FEROZE VARUN GANDHI
India’s small farmers have been struggling for centuries now and they need social and governmental action to change their future
Of India’s 121 million agricultural holdings, 99 million are with small and marginal farmers, with a land share of just 44 per cent and a farmer population share of 87 per cent. With multiple cropping prevalent, such farmers account for 70 per cent of all vegetables and 52 per cent of cereal output. According to National Sample Survey Office data, 33 per cent of all farm households have less than 0.4 hectares of land. About 50 per cent of agricultural households are indebted. In Sultanpur district, Uttar Pradesh, cultivation cost per hectare for wheat has increased by 33 per cent in five years. Such farmers face an uncertain Hobbesian life: poor, brutish and short.

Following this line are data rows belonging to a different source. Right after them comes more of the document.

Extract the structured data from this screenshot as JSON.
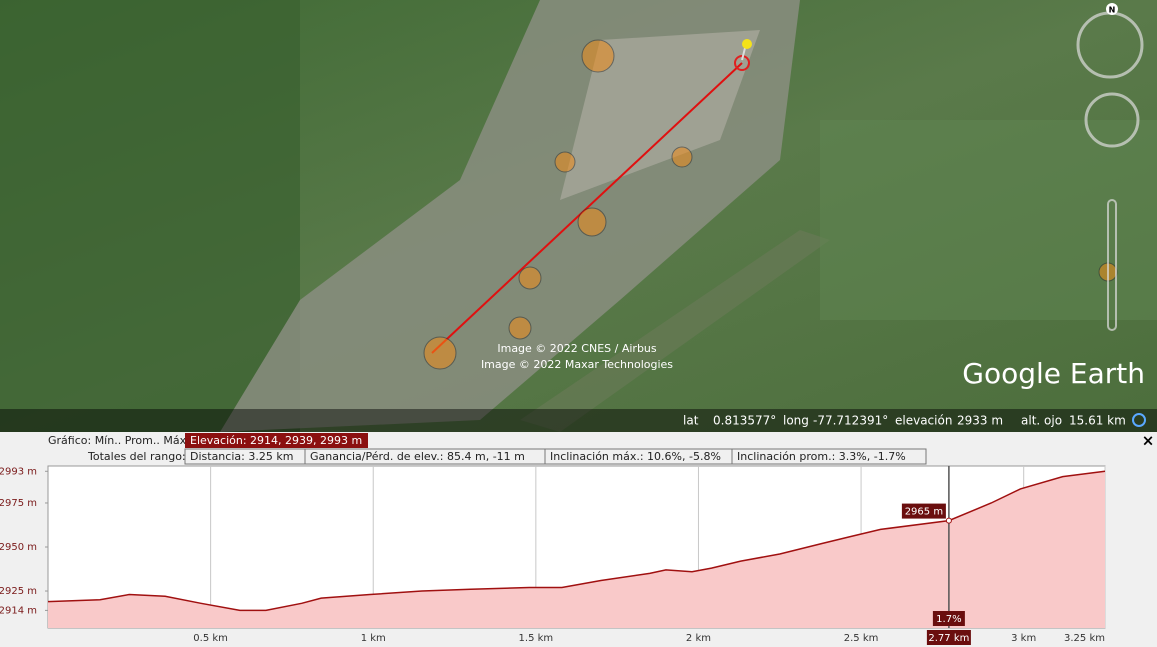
{
  "map": {
    "compass": "N",
    "attribution": [
      "Image © 2022 CNES / Airbus",
      "Image © 2022 Maxar Technologies"
    ],
    "logo": "Google Earth"
  },
  "status": {
    "lat_label": "lat",
    "lat": "0.813577°",
    "long_label": "long",
    "long": "-77.712391°",
    "elev_label": "elevación",
    "elev": "2933 m",
    "eye_label": "alt. ojo",
    "eye": "15.61 km"
  },
  "profile_panel": {
    "summary_label": "Gráfico: Mín.. Prom.. Máx.",
    "elevation": "Elevación: 2914, 2939, 2993 m",
    "range_label": "Totales del rango:",
    "range_stats": [
      "Distancia: 3.25 km",
      "Ganancia/Pérd. de elev.: 85.4 m, -11 m",
      "Inclinación máx.: 10.6%, -5.8%",
      "Inclinación prom.: 3.3%, -1.7%"
    ],
    "close": "×"
  },
  "chart_data": {
    "type": "area",
    "color": "#a01010",
    "fill": "#f9c9c9",
    "x": [
      0,
      0.16,
      0.25,
      0.36,
      0.47,
      0.59,
      0.67,
      0.78,
      0.84,
      0.99,
      1.15,
      1.3,
      1.48,
      1.58,
      1.7,
      1.85,
      1.9,
      1.98,
      2.04,
      2.13,
      2.25,
      2.38,
      2.47,
      2.56,
      2.77,
      2.9,
      2.99,
      3.12,
      3.25
    ],
    "values": [
      2919,
      2920,
      2923,
      2922,
      2918,
      2914,
      2914,
      2918,
      2921,
      2923,
      2925,
      2926,
      2927,
      2927,
      2931,
      2935,
      2937,
      2936,
      2938,
      2942,
      2946,
      2952,
      2956,
      2960,
      2965,
      2975,
      2983,
      2990,
      2993
    ],
    "xlim": [
      0,
      3.25
    ],
    "ylim": [
      2904,
      2996
    ],
    "xticks": [
      {
        "value": 0.5,
        "label": "0.5 km"
      },
      {
        "value": 1,
        "label": "1 km"
      },
      {
        "value": 1.5,
        "label": "1.5 km"
      },
      {
        "value": 2,
        "label": "2 km"
      },
      {
        "value": 2.5,
        "label": "2.5 km"
      },
      {
        "value": 3,
        "label": "3 km"
      },
      {
        "value": 3.25,
        "label": "3.25 km"
      }
    ],
    "yticks": [
      {
        "value": 2914,
        "label": "2914 m"
      },
      {
        "value": 2925,
        "label": "2925 m"
      },
      {
        "value": 2950,
        "label": "2950 m"
      },
      {
        "value": 2975,
        "label": "2975 m"
      },
      {
        "value": 2993,
        "label": "2993 m"
      }
    ],
    "cursor": {
      "x": {
        "value": 2.77,
        "label": "2.77 km"
      },
      "elevation": {
        "value": 2965,
        "label": "2965 m"
      },
      "slope": {
        "value": 1.7,
        "label": "1.7%"
      }
    }
  }
}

Rain-fed agriculture has been practised since antiquity in India, with Indus Valley farmers growing peas, sesame and dates. Greek historian Herodotus had noted in The Histories: “India has many vast plains of great fertility. Since there is a double rainfall, the inhabitants of India almost always gather in two harvests annually.” With the British era came the zamindars, the ryots and penury. As Tirthankar Roy notes in The Economic History of India, 1857-1947, “from 1891 to 1946, diminishing returns coupled with growing land-shortage and yield deceleration led to an acute crisis, particularly in Bengal.” India’s marginal farmers have been worse off for centuries.